If someone has cut a record with more headroom than 20k then I would be interested to hear about it and even more interested to hear how many plays that extended headroom lasts for and what pickup and phono stage is capable of reproducing it. RIAA figures for frequency response vs number of plays are scary but I presume are assuming a fairly low standard of playback equipment as they talk about something like 13khz after 30 plays ! I am sure with well set up and good quality equipment this can be more than slightly bettered.
ITYF that CDs' frequencies are considerably below vinyl's at the high end, and above at the low.
Well I am reading this straight from the Red Book which a player and the media needs to adhere to in order to display the "Compact Disc, Digital audio" logo.
So if you think I am wrong then please provide some references. Either ones that show that no player adheres to the red book or that vinyl is somehow reliably capable of greater than 20khz (there is no theoretical limit to the bottom end at the media level on a CD naturally although naturally there may be one imposed by the analogue side of a specific player or when mastering a specific disc) 20hz seems common.
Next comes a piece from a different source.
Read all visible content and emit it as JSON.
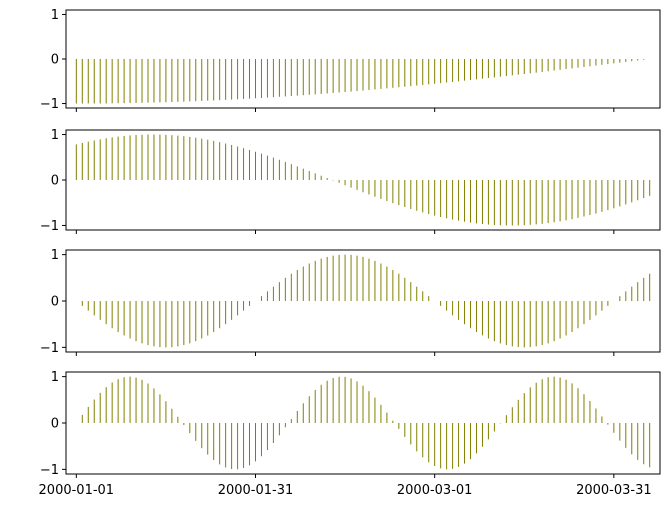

The technical limit at the top end of CD Audio is naturally the folding frequency of the sample rate which is fixed by the standard at 44.1khz. Now many players quote 20khz I think due to a bit of analogue filtering to hide quantisation and jitter and of course depending on the source material there may be further limits at the mastering stage..but this is common to all formats, if the 24track that recorded it was only capable of 16khz then that's what you will get regardless of the format in which it is presented.
I think in order to preserve the sanity of the rest of the list any further conversation should be done offlist.